POGO Comments on Responsible Contractor "Anti-Scofflaw" Federal Regulations
General Services Administration
FAR Secretariat (MVR)
ATTN: Ms. Laurie Duarte
1800 F Street, NW, Room 4035
Washington, DC 20405
Re: FAR Case 1999-010
Dear Ms. Duarte:
Thank you for the opportunity to comment on Federal Acquisition Regulation (FAR) case 1999-010. POGO is a nonprofit, nonpartisan organization that has, for almost 20 years, investigated, exposed and worked to remedy abuses of power, mismanagement, and subservience to special interests, by the Federal government.
We support the proposed amendment that would clarify existing FAR rules that instruct Federal contracting officers to enter only into contracts with "responsible contractors." The proposed anti-scofflaw regulation would make it clear to businesses that there actually are consequences for breaking the law. It would also make clear that taxpayers will no longer pay for any of the legal defense costs of businesses that have violated laws.
The first issue addressed by the proposed rule is the current practice of awarding Federal contracts to businesses that have repeatedly or substantially violated laws or regulations. In clarifying the existing FAR, the proposed rule includes examples of what a "satisfactory record of integrity and business ethics" would involve. These examples include "compliance with federal laws including tax laws, labor and employment laws, environmental laws, antitrust laws, and consumer protection laws."
Furthermore, the proposed rule would require that "All offerors must certify to contracting officers whether within the past three years, they have been convicted of any felonies (or have any felony indictment currently pending against them) or have otherwise been found liable in a civil proceeding arising from violation of any federal tax, labor and employment, environmental, antitrust, or consumer protection laws."
Although common sense would eliminate from consideration any companies who have seriously or repeatedly violated the law from consideration for further contract awards, common practice apparently does not. There are numerous examples where a company that has been fined for regulatory violations has been awarded contract after contract by the Federal government.
For example, the General Accounting Office (GAO) released a report in 1995 entitled "Worker Protection: Federal Contractors and Violations of Labor Law." This report stated that, of the $182 billion in federal contracts awarded to parent firms, over $23 billion in federal contracts went to 80 firms that had violated the National Labor Relations Act (NLRA). Thousands of workers were directly affected by these violations of the NLRA, yet Federal contracts were still awarded to these firms.
The awarding of Federal contracts to businesses who have violated the laws and regulations of this nation has been done at the expense of the employees of these companies, the tax-paying public, the consumer, and the environment. By clarifying the existing regulation, the Government will demonstrate to the public and to businesses that these business corporations will be held accountable when they break laws.

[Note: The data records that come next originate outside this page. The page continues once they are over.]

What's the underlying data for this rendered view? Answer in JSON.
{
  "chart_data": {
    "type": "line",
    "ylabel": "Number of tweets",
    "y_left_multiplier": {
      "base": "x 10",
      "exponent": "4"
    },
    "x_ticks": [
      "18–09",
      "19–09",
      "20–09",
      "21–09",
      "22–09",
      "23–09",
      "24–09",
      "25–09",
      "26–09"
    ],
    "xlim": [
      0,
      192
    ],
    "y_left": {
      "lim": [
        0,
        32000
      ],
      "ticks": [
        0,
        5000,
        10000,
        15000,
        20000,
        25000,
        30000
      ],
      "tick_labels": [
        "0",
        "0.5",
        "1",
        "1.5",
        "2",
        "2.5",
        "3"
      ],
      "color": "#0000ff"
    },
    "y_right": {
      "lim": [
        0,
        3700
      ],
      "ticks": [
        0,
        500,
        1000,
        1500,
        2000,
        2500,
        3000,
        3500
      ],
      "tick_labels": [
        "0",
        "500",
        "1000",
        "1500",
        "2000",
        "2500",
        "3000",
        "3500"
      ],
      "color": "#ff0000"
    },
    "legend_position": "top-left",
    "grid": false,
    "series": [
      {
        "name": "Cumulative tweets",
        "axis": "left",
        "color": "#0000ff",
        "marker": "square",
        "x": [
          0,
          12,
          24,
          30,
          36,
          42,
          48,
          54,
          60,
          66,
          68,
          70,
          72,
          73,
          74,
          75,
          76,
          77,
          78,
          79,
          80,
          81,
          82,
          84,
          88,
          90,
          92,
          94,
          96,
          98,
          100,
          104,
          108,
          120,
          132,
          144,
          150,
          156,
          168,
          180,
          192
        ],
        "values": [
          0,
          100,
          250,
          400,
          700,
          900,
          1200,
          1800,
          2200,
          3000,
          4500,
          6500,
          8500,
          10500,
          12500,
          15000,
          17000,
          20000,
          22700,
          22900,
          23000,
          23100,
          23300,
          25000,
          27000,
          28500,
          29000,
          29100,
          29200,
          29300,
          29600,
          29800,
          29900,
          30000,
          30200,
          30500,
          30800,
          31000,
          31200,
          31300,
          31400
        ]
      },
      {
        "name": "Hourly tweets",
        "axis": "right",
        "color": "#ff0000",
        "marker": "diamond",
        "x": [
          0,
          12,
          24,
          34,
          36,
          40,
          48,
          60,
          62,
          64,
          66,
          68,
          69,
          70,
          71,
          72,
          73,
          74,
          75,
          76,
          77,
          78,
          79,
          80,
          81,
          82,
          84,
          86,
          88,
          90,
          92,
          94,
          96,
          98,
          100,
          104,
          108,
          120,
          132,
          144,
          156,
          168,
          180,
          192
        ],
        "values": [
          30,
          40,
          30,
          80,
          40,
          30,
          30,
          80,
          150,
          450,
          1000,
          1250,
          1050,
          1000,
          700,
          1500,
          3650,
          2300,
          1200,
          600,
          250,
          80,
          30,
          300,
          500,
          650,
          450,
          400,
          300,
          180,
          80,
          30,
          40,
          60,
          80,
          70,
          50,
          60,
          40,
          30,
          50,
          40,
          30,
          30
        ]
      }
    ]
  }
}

The second issue in the proposed rule is whether certain legal proceeding expenses will be allowable costs under Federal contracts. Currently, legal defense and other proceedings costs are not allowed to be billed to contracts if there has been, for example, a conviction in a criminal case or the imposition of a monetary penalty in a civil proceeding. In other cases, however, where the Federal Government brings a civil proceeding against a contractor (National Labor Relations Board proceeding, for example) and there is a finding that a contractor has violated a law or regulation and the remedy ordered is not monetary, then the contractor can bill its legal defense and proceedings costs to its Federal contracts.
Under the proposed regulation, costs would be unallowable if incurred in connection with any Federal, state, local, civil, administrative, or foreign government proceeding if a contractor is found to have violated, or failed to comply with, any law or regulation. In other words, if a business is found guilty of breaking a law or of noncompliance with a regulation, regardless of the penalty imposed, the American taxpayer should not and will not be made to pay for that company's defense. Distinguishing whether legal proceeding costs should be made allowable based on the remedy imposed (e.g., monetary penalty, injunction, etc.) seems to us to make no sense. The nexus of allowability should rest upon conviction, liability, or some other judgment by a body of competent jurisdiction that a contractor has violated a law or regulation (or has otherwise settled or compromised the matter). Consequently POGO strongly supports the proposed amendment to FAR 31.205-47.
POGO supports the proposed amendments to FAR 31.205-21, "Labor relations costs." The current FAR rule is not neutral. It permits reimbursement of contractor costs in order to deter unionization. The current rule funds anti-union activity carried out by special interests against its' employees; an abuse of power and waste of taxpayer money. Accordingly, we support extension of the neutrality provisions contained in other cost-based Federal program rules to the FAR, and wholeheartedly support this proposed amendment.
These amendments to the FAR will add a badly needed element of accountability for Federal contractors. If a government contractor breaks the law, they should be held accountable. They should not expect to receive additional Federal contracts, nor should they be allowed to bill the very taxpayers whom they have harmed.